Ferro acusa primeiro-ministro de desrespeitar parlamento

Ferro acusa primeiro-ministro de desrespeitar parlamento

 

Lusa/AO online   Nacional   5 de Jun de 2015, 11:58

O líder parlamentar do PS acusou o primeiro-ministro de desrespeitar o parlamento em matéria europeia e ao proceder sem consulta prévia à nomeação do governador do Banco de Portugal, críticas que Passos Coelho rejeitou em absoluto.

 

No debate quinzenal, na Assembleia da República, Ferro Rodrigues afirmou que o primeiro-ministro enviou para Bruxelas, em maio, um documento referente ao seu contributo para o aprofundamento da União Económica e Monetária (UEM) sem qualquer debate interno e, por outro lado, procedeu também à proposta de recondução de Carlos Costa no cargo de governador do Banco de Portugal sem qualquer diálogo prévio, designadamente com o PS.

Na resposta, Pedro Passos Coelho rejeitou totalmente que tenha desrespeitado as competências da Assembleia da República enquanto órgão de soberania, frisando que o parlamento ainda debaterá o aprofundamento da UEM e que o líder parlamentar socialista acabara de levantar "uma questão de forma e não de conteúdo" - algo que Ferro Rodrigues contestou.

Na questão do governador do Banco de Portugal, o líder do executivo disse que assumiu as suas competências próprias, enquanto primeiro-ministro, na proposta de recondução de Carlos Costa - exatamente tal como o executivo de José Sócrates fizera há cinco anos na primeira nomeação do atual governador.

"Mas não é o líder do PS [António Costa] que semana sim, semana sim anda a dizer que não haverá acordo ou consenso nenhum até às eleições?", questionou Passos Coelho, dirigindo-se à bancada socialista.

Na sua segunda intervenção no frente-a-frente com Passos Coelho, Ferro Rodrigues referiu-se à atuação de Carlos Costa como governador do Banco de Portugal, apontando que deu erradas garantias de confiança sobre a solidez do Banco Espírito Santo (BES), e frisou que esse mesmo ponto foi subscrito de forma crítica por uma ampla maioria de deputados (inclusivamente os do PSD) na comissão parlamentar de inquérito ao caso BES/GES.

"Acha normal que depois da gravidade daquilo que se passou com o BES e depois daquilo que os senhores andaram a dizer durante o período antecedente à resolução do Banco de Portugal [agosto de 2014], que o Governo nomeie por mais cinco anos [Carlos Costa], alguém sem o consenso e respeito generalizado desta Assembleia da República?", perguntou Ferro Rodrigues, elevando o tom de voz.

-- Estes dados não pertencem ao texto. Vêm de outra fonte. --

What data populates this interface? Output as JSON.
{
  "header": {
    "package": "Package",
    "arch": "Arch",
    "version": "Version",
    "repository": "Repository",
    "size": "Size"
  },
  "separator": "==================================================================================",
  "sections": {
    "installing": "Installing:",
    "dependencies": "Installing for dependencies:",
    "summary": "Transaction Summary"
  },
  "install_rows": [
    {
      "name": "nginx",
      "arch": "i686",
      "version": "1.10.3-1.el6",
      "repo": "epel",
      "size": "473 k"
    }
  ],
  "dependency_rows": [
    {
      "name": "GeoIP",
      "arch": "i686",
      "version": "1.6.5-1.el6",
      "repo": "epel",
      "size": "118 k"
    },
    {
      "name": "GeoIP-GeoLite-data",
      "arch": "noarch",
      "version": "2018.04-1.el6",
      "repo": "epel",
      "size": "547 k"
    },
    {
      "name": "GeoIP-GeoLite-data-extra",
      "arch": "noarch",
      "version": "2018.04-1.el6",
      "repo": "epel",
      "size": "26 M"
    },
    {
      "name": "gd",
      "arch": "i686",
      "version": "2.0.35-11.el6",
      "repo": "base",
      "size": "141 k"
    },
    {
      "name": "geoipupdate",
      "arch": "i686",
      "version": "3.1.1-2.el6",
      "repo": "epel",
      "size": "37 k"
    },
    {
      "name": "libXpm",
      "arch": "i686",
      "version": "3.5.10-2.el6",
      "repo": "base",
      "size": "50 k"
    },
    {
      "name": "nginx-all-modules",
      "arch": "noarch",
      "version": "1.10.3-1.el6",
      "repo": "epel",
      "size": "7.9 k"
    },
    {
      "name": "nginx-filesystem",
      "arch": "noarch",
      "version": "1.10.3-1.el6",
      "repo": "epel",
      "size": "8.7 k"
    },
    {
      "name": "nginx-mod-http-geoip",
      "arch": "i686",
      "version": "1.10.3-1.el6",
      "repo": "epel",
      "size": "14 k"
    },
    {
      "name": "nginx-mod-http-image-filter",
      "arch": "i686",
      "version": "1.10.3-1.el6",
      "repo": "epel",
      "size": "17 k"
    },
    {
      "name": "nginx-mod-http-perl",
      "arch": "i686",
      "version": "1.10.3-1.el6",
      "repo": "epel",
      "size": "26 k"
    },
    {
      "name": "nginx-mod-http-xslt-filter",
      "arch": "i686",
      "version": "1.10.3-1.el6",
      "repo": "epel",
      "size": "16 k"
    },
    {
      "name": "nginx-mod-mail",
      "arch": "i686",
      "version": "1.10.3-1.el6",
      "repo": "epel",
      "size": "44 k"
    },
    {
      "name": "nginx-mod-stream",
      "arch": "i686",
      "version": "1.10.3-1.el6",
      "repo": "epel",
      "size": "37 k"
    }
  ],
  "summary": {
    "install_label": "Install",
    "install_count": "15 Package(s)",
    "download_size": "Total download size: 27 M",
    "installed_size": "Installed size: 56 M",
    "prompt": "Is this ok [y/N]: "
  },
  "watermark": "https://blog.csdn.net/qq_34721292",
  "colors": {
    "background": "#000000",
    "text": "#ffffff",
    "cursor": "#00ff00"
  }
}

"O respeito pelos órgãos de soberania assume-se quando cada um assume as suas competências. A competência do parlamento é a de proceder à audição do nome indigitado pelo Governo para o Banco de Portugal", contrapôs o primeiro-ministro.

Pedro Passos Coelho defendeu depois a tese de que a recondução de Carlos Costa não precisava politicamente do aval do maior partido da oposição, porque tinha sido esse mesmo partido a nomeá-lo pela primeira vez há cinco anos.

"Sempre que há dúvidas num mandato novo que se inicia sobre uma escolha de perfil que se faça, então é perfeitamente plausível que, sobretudo em véspera de eleições, se ausculte o maior partido da oposição. Mas não faz sentido perguntar ao PS se acha se o dr. Carlos Costa tem ou não perfil para governador do Banco de Portugal, porque foi escolhido pelo Governo do PS para esse lugar. A avaliação do atual Governo sobre o mandato do governador do Banco de Portugal é positiva", reforçou.

Ferro Rodrigues ripostou logo depois: "Pois é senhor primeiro-ministro, o senhor avalia, mas na sua bancada há muita gente que não avalia [positivamente] e no parlamento há muitos grupos parlamentares que também não avaliam".

"Não interessa saber quem nomeou há cinco anos, mas qual a prática e os resultados destes últimos anos", sustentou o líder da bancada socialista, para ouvir depois o contra-ataque do primeiro-ministro.

"Diz o PS que não interessa quem nomeou Carlos Costa há cinco anos. Claro, o exercício de memória para o PS nunca conta", reagiu, recebendo uma prolongada salva de palamas das bancadas do PSD e CDS.